The College will also immediately implement the following measures:
- We will institute a hiring freeze for all unfilled staff and faculty positions, with very few exceptions for critical and strategic purposes. Any exceptions will need to be recommended by a vice president and approved by me. We will also suspend promotions, except for those pending final Board approval in May and those resulting from upcoming tenure reviews.
- There will be a salary freeze or, in other words, no general salary adjustment (GSA) for FY 2020-21.
- The current maximum of two weeks' vacation carryover from one fiscal year to the next will remain in effect this year. However, vacation carryover will be reduced to a maximum of one week for the fiscal year beginning in June 2021.
- All budget managers have been asked to continue closely managing operating budgets to maximize savings on non-essential expenses for the rest of the current fiscal year ending on May 31. They will be asked to maintain similar oversight of budgets during FY 2020-21, especially this summer.
- Construction projects in progress, such as the several phases of the Center for Integrated Sciences, the Annex, and the Center in Case, or those under contractual obligation, will continue.

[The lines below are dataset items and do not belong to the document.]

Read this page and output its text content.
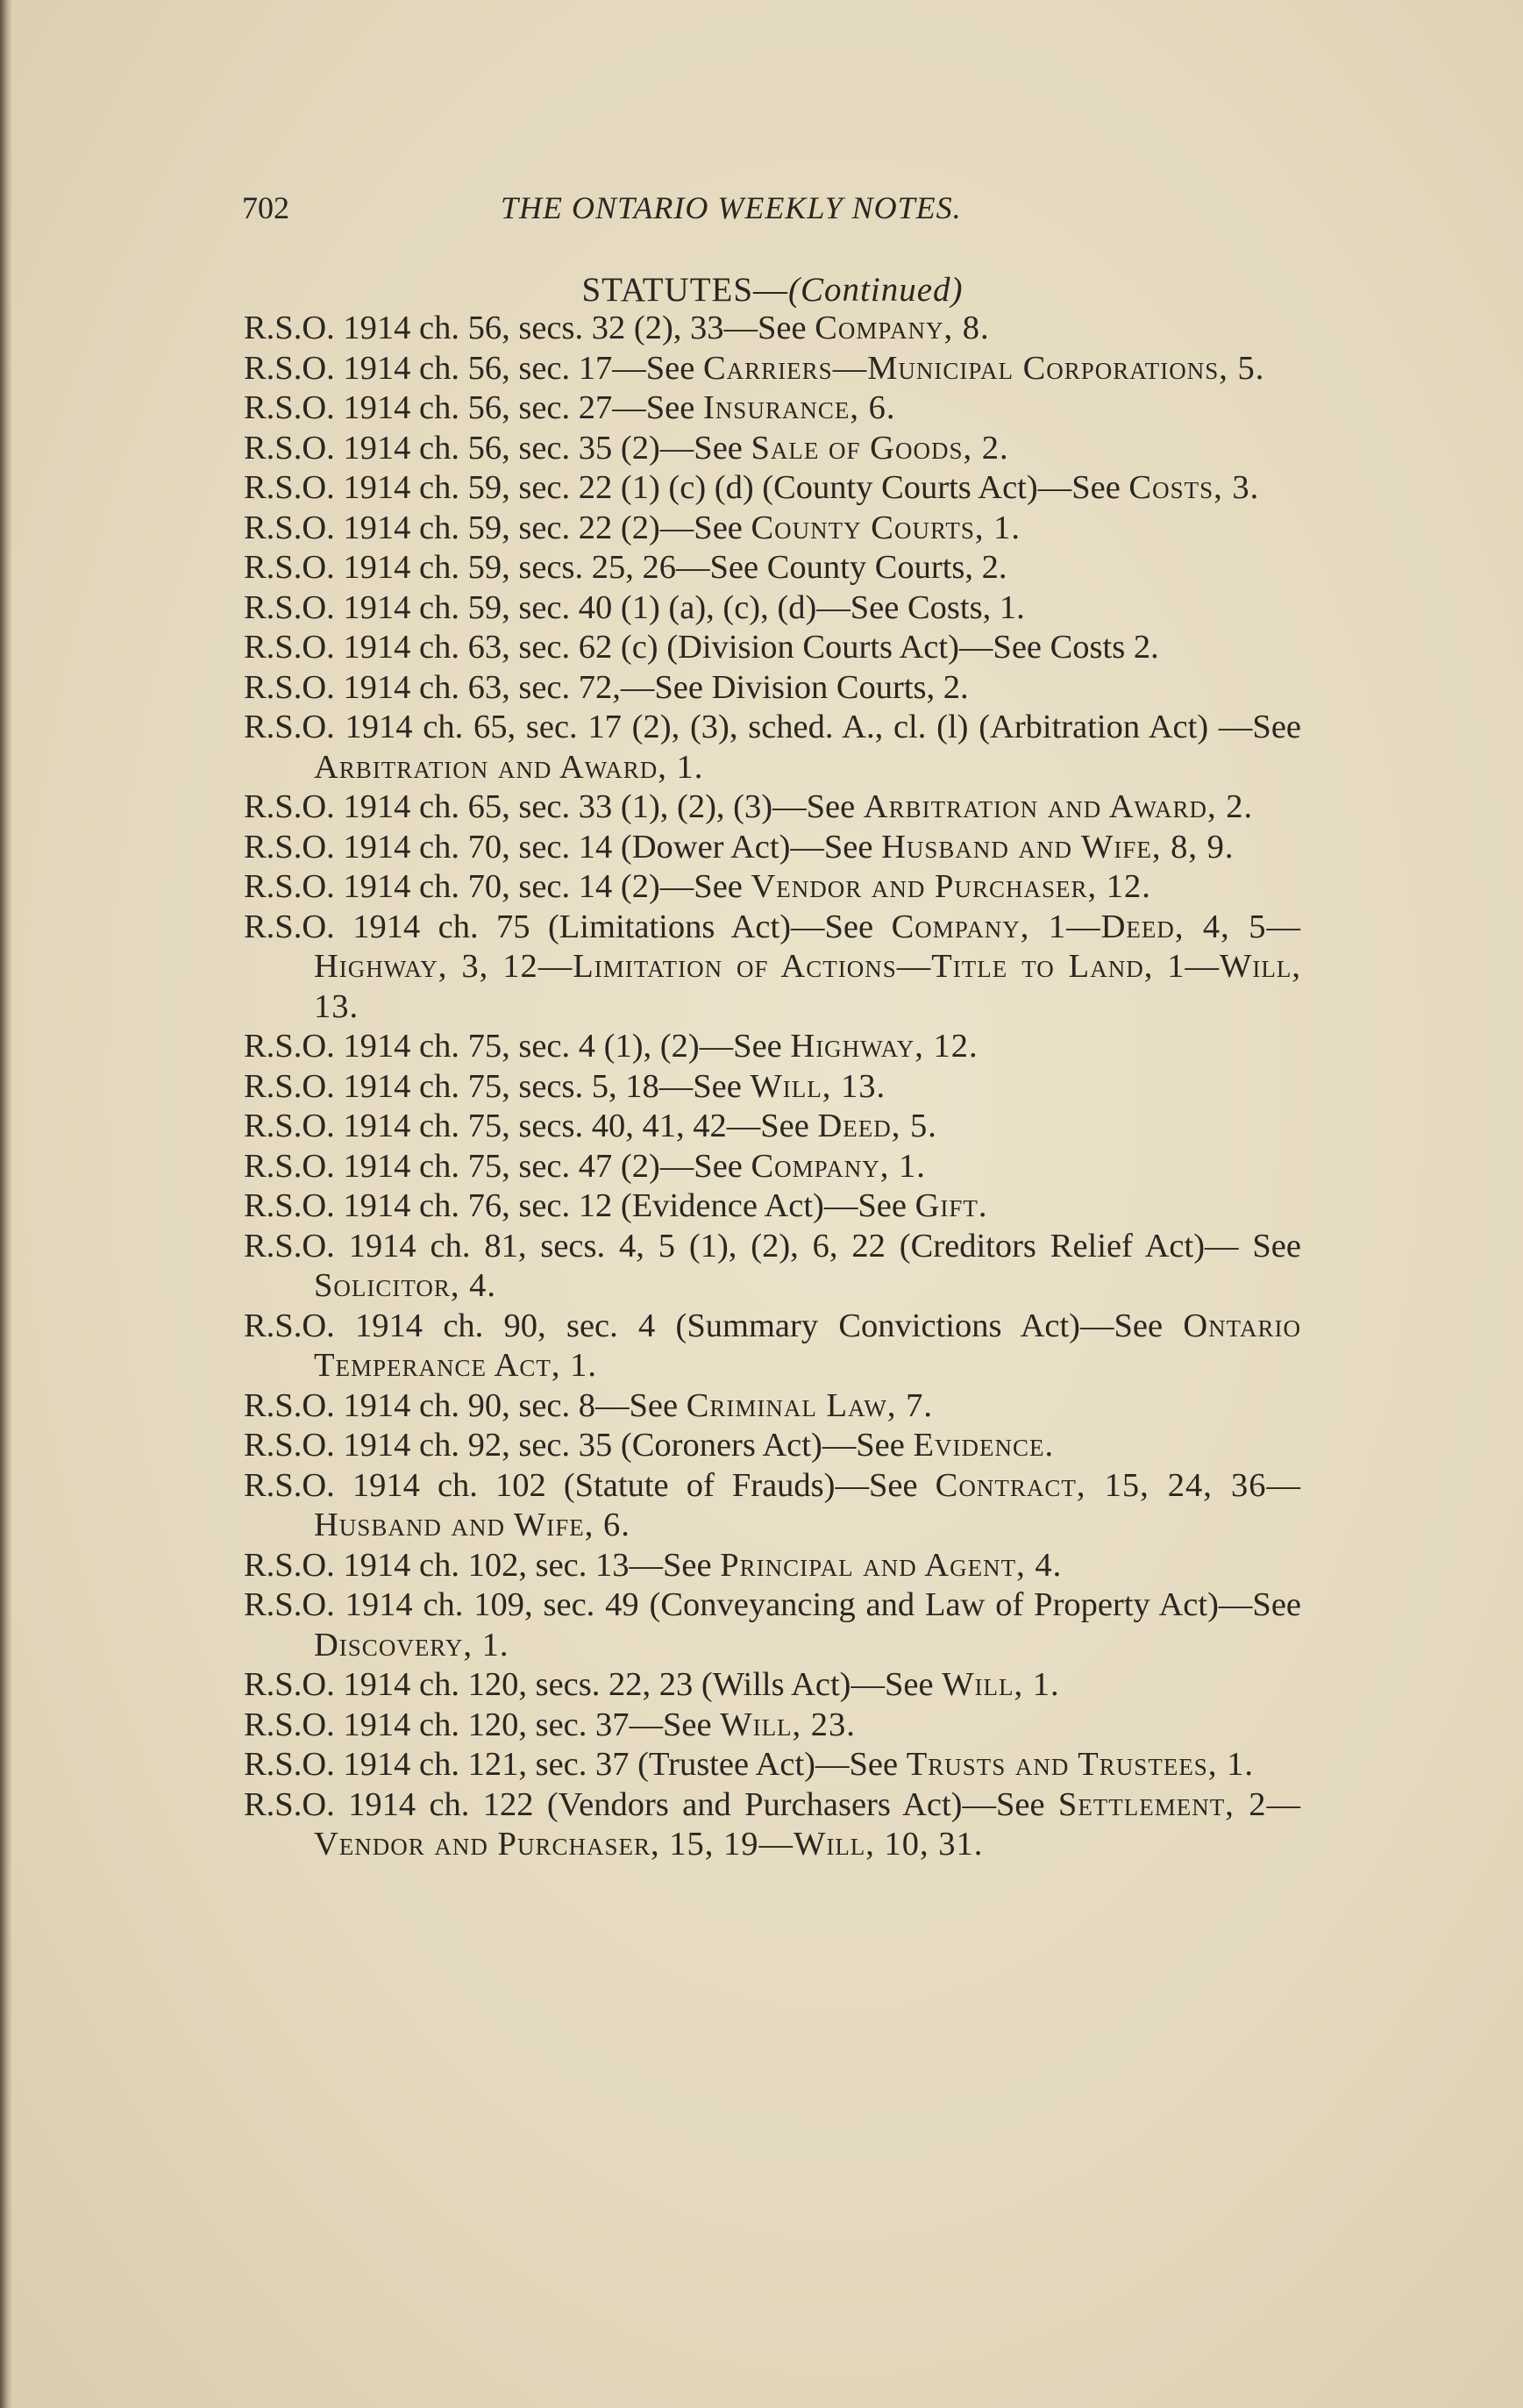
702	THE ONTARIO WEEKLY NOTES.
STATUTES—(Continued)
R.S.O. 1914 ch. 56, secs. 32 (2), 33—See Company, 8.
R.S.O. 1914 ch. 56, sec. 17—See Carriers—Municipal Corporations, 5.
R.S.O. 1914 ch. 56, sec. 27—See Insurance, 6.
R.S.O. 1914 ch. 56, sec. 35 (2)—See Sale of Goods, 2.
R.S.O. 1914 ch. 59, sec. 22 (1) (c) (d) (County Courts Act)—See Costs, 3.
R.S.O. 1914 ch. 59, sec. 22 (2)—See County Courts, 1.
R.S.O. 1914 ch. 59, secs. 25, 26—See County Courts, 2.
R.S.O. 1914 ch. 59, sec. 40 (1) (a), (c), (d)—See Costs, 1.
R.S.O. 1914 ch. 63, sec. 62 (c) (Division Courts Act)—See Costs 2.
R.S.O. 1914 ch. 63, sec. 72,—See Division Courts, 2.
R.S.O. 1914 ch. 65, sec. 17 (2), (3), sched. A., cl. (l) (Arbitration Act) —See Arbitration and Award, 1.
R.S.O. 1914 ch. 65, sec. 33 (1), (2), (3)—See Arbitration and Award, 2.
R.S.O. 1914 ch. 70, sec. 14 (Dower Act)—See Husband and Wife, 8, 9.
R.S.O. 1914 ch. 70, sec. 14 (2)—See Vendor and Purchaser, 12.
R.S.O. 1914 ch. 75 (Limitations Act)—See Company, 1—Deed, 4, 5—Highway, 3, 12—Limitation of Actions—Title to Land, 1—Will, 13.
R.S.O. 1914 ch. 75, sec. 4 (1), (2)—See Highway, 12.
R.S.O. 1914 ch. 75, secs. 5, 18—See Will, 13.
R.S.O. 1914 ch. 75, secs. 40, 41, 42—See Deed, 5.
R.S.O. 1914 ch. 75, sec. 47 (2)—See Company, 1.
R.S.O. 1914 ch. 76, sec. 12 (Evidence Act)—See Gift.
R.S.O. 1914 ch. 81, secs. 4, 5 (1), (2), 6, 22 (Creditors Relief Act)— See Solicitor, 4.
R.S.O. 1914 ch. 90, sec. 4 (Summary Convictions Act)—See Ontario Temperance Act, 1.
R.S.O. 1914 ch. 90, sec. 8—See Criminal Law, 7.
R.S.O. 1914 ch. 92, sec. 35 (Coroners Act)—See Evidence.
R.S.O. 1914 ch. 102 (Statute of Frauds)—See Contract, 15, 24, 36—Husband and Wife, 6.
R.S.O. 1914 ch. 102, sec. 13—See Principal and Agent, 4.
R.S.O. 1914 ch. 109, sec. 49 (Conveyancing and Law of Property Act)—See Discovery, 1.
R.S.O. 1914 ch. 120, secs. 22, 23 (Wills Act)—See Will, 1.
R.S.O. 1914 ch. 120, sec. 37—See Will, 23.
R.S.O. 1914 ch. 121, sec. 37 (Trustee Act)—See Trusts and Trustees, 1.
R.S.O. 1914 ch. 122 (Vendors and Purchasers Act)—See Settlement, 2—Vendor and Purchaser, 15, 19—Will, 10, 31.
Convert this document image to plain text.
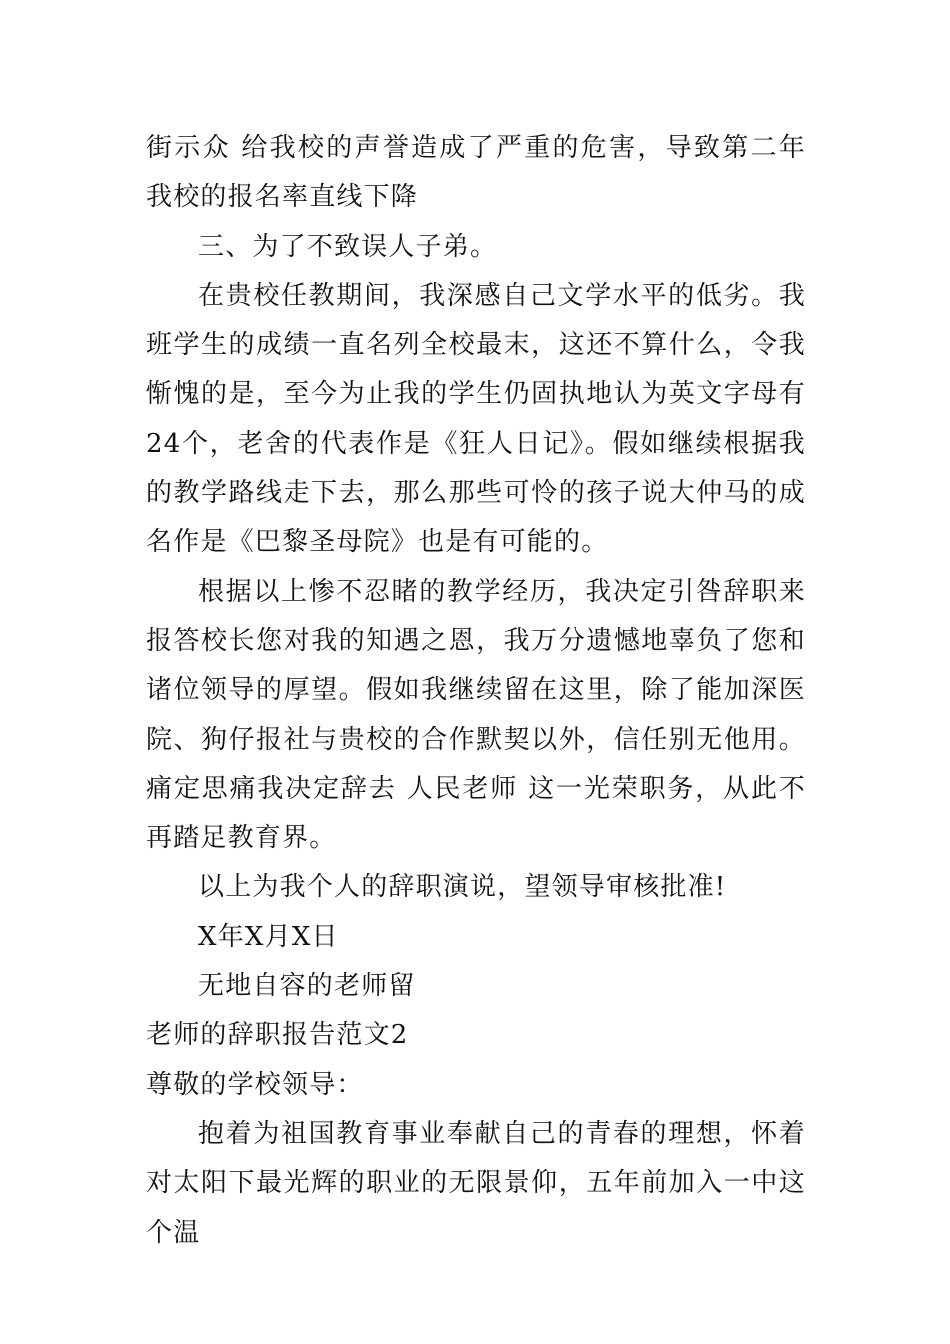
街示众 给我校的声誉造成了严重的危害，导致第二年我校的报名率直线下降

三、为了不致误人子弟。

在贵校任教期间，我深感自己文学水平的低劣。我班学生的成绩一直名列全校最末，这还不算什么，令我惭愧的是，至今为止我的学生仍固执地认为英文字母有24个，老舍的代表作是《狂人日记》。假如继续根据我的教学路线走下去，那么那些可怜的孩子说大仲马的成名作是《巴黎圣母院》也是有可能的。

根据以上惨不忍睹的教学经历，我决定引咎辞职来报答校长您对我的知遇之恩，我万分遗憾地辜负了您和诸位领导的厚望。假如我继续留在这里，除了能加深医院、狗仔报社与贵校的合作默契以外，信任别无他用。痛定思痛我决定辞去 人民老师 这一光荣职务，从此不再踏足教育界。

以上为我个人的辞职演说，望领导审核批准!

X年X月X日

无地自容的老师留

老师的辞职报告范文2

尊敬的学校领导：

抱着为祖国教育事业奉献自己的青春的理想，怀着对太阳下最光辉的职业的无限景仰，五年前加入一中这个温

Other projects, including the athletics facilities project and the relocation of the Greenberg Child Care Center, have been postponed until further notice.
These steps will no doubt present varying levels of difficulties to all members of our community. I ask you to join me in my strong belief that if we take these measures now, the tradeoff will be progress toward managing the immediate crisis we are facing. Nevertheless, we will continue to face significant challenges. For Skidmore to remain financially strong for years to come, and to achieve our larger institutional priorities, we will need to consider additional actions regarding both our operations and staffing.
I am very grateful for the countless ways members of our community have pulled together, making significant adjustments during the transition to remote learning and working, supporting one another, and showing remarkable strength and creativity in the face of these unprecedented times.
Thank you for your understanding and perseverance.